Client Engineering delves deep into the organization to determine the scale of a process, embed new workflows, and apply AI where it makes sense. But, Den Haan warns: “You can’t replace your foundation every three months.” While the hype shifts from RAG to agentic to whatever hyped term will follow, bringing a single solid process into production yields more than starting over again and again. You can’t continuously incorporate every innovation in such a process. That’s especially true if you’re coming up with all kinds of custom solutions, Den Haan explains. That’s why IBM keeps the software side as standard as possible, with watsonx Orchestrate and watsonx in general as the backbone, so that innovations can be added without breaking down the whole thing.
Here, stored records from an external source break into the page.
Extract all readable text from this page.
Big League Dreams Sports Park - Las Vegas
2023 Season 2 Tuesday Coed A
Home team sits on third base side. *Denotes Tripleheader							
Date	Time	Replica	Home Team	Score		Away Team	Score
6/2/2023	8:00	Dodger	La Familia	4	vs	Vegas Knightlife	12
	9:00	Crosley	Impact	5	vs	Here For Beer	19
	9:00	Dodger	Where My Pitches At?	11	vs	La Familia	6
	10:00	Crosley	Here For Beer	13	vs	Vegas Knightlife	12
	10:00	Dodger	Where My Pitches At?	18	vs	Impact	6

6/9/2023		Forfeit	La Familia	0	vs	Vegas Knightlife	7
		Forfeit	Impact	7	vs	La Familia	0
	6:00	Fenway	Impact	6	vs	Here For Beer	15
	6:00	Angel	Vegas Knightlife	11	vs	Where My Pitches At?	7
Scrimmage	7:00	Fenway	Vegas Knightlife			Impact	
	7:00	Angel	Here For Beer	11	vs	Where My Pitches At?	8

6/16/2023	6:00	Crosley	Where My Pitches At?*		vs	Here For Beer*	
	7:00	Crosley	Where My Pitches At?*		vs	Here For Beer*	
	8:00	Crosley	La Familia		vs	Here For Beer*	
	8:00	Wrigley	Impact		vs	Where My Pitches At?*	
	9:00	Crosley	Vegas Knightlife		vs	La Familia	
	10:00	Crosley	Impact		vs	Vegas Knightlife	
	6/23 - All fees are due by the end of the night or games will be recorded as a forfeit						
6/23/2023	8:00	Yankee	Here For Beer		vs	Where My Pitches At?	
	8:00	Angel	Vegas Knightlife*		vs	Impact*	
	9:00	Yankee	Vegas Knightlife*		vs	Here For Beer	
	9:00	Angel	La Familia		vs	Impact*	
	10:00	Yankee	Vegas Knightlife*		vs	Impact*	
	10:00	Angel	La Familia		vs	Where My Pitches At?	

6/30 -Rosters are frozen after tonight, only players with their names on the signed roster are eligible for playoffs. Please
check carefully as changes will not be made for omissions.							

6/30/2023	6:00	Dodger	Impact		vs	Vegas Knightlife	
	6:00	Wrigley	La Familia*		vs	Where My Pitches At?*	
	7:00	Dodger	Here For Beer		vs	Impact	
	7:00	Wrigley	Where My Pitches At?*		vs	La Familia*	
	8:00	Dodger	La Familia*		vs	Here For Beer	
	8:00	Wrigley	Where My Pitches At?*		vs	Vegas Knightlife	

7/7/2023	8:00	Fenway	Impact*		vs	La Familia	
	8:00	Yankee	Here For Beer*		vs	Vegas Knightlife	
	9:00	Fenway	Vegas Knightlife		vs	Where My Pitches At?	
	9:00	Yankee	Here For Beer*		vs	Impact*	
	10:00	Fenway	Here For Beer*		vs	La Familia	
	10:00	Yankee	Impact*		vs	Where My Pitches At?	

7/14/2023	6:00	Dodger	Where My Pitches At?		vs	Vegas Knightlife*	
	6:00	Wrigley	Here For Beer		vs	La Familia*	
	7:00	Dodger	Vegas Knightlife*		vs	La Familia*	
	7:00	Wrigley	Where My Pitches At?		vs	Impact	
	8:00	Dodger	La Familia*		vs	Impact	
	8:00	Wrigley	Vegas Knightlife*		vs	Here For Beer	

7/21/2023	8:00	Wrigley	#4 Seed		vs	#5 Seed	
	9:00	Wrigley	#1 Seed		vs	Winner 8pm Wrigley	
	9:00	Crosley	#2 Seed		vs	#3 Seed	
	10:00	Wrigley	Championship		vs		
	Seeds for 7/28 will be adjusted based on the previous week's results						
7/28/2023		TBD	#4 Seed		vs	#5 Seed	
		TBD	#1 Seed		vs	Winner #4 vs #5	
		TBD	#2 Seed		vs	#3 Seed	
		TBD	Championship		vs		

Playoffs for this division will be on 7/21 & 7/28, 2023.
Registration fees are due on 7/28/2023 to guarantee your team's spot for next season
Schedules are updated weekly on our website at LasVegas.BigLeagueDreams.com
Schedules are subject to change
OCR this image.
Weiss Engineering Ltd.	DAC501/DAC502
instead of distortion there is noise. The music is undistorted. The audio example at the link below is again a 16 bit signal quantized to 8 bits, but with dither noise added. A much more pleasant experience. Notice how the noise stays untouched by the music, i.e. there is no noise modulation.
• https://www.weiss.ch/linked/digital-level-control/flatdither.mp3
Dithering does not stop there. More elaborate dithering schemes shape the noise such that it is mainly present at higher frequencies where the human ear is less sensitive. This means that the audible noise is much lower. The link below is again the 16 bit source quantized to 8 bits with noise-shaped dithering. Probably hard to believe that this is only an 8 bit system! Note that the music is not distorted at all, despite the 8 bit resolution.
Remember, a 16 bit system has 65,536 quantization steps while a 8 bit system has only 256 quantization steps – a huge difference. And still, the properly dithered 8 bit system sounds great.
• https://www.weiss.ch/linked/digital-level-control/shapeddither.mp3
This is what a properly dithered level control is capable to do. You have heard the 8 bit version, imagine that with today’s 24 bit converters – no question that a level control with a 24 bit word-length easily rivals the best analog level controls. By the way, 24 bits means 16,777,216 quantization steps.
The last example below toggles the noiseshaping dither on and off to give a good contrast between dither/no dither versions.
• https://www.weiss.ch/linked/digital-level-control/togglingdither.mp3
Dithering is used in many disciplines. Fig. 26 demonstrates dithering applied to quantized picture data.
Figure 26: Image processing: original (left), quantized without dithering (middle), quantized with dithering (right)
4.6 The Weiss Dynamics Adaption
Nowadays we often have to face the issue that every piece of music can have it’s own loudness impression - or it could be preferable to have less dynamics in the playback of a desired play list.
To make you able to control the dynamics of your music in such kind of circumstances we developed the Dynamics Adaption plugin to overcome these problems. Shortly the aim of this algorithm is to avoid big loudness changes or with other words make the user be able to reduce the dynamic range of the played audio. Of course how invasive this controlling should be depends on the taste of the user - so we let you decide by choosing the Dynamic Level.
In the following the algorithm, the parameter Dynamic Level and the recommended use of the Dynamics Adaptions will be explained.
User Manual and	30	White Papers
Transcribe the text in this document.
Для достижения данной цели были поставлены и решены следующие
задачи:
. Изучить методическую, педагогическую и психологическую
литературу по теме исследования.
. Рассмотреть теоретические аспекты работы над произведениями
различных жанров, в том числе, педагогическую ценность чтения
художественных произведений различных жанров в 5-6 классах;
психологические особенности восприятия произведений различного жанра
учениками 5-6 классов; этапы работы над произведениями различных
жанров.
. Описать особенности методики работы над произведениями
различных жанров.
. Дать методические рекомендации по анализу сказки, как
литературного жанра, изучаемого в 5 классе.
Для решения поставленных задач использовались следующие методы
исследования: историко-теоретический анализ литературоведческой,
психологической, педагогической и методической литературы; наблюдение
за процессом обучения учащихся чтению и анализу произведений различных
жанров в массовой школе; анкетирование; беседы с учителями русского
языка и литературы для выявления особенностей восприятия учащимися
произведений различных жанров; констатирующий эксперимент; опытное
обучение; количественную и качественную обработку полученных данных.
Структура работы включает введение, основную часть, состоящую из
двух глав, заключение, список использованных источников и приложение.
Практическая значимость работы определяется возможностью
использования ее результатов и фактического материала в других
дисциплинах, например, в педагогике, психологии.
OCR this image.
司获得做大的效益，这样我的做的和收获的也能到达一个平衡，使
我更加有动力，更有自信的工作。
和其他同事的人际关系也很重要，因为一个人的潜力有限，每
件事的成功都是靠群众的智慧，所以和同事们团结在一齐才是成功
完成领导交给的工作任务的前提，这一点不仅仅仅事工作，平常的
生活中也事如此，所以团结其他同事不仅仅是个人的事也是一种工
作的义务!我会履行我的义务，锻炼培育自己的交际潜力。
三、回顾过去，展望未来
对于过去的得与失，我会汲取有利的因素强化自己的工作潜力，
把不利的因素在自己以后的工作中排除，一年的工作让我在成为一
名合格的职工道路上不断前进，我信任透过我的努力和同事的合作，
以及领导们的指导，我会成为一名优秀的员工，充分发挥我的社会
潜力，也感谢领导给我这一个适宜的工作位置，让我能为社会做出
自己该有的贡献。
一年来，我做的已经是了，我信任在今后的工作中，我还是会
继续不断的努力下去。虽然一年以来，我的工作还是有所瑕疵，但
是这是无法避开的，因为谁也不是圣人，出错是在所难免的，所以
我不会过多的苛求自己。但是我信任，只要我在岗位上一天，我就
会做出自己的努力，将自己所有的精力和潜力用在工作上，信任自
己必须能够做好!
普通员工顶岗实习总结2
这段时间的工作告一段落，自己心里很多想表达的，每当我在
Stolk compares Watson Explorer (and the current Orchestrate) to a framework in which a single task rarely resides in a single system. Employees constantly hop between apps; the platform brings those scattered steps together, now enhanced with agentic AI, RAG components, and decision logic. Crucially, the framework is expandable where necessary. For existing IBM customers, this is a logical next step after years of business automation. New, growing customers experience a quick kick-start, as Den Haan believes it is considerably easier to set up a completely new work process than to replace something.

Den Haan sees a pattern: growing companies experience the most growing pains and therefore have the greatest need for something new, while established companies struggle with, say, replacing five legacy systems. AI also serves as a magnet for young talent, he says. As Mishra already pointed out, the new generation of employees expects a different, intuitive way of working.

This brings us to the end of our discussion and shows us how IBM’s orchestration layer has been designed and set up in a practical setting. IBM positions watsonx Orchestrate as the layer on which the work processes of today and tomorrow must land. Although it is not a marketplace, we are told, it is ideally a collection point for all your efficiency gains. There are plenty of competitors who want to position themselves in the same way.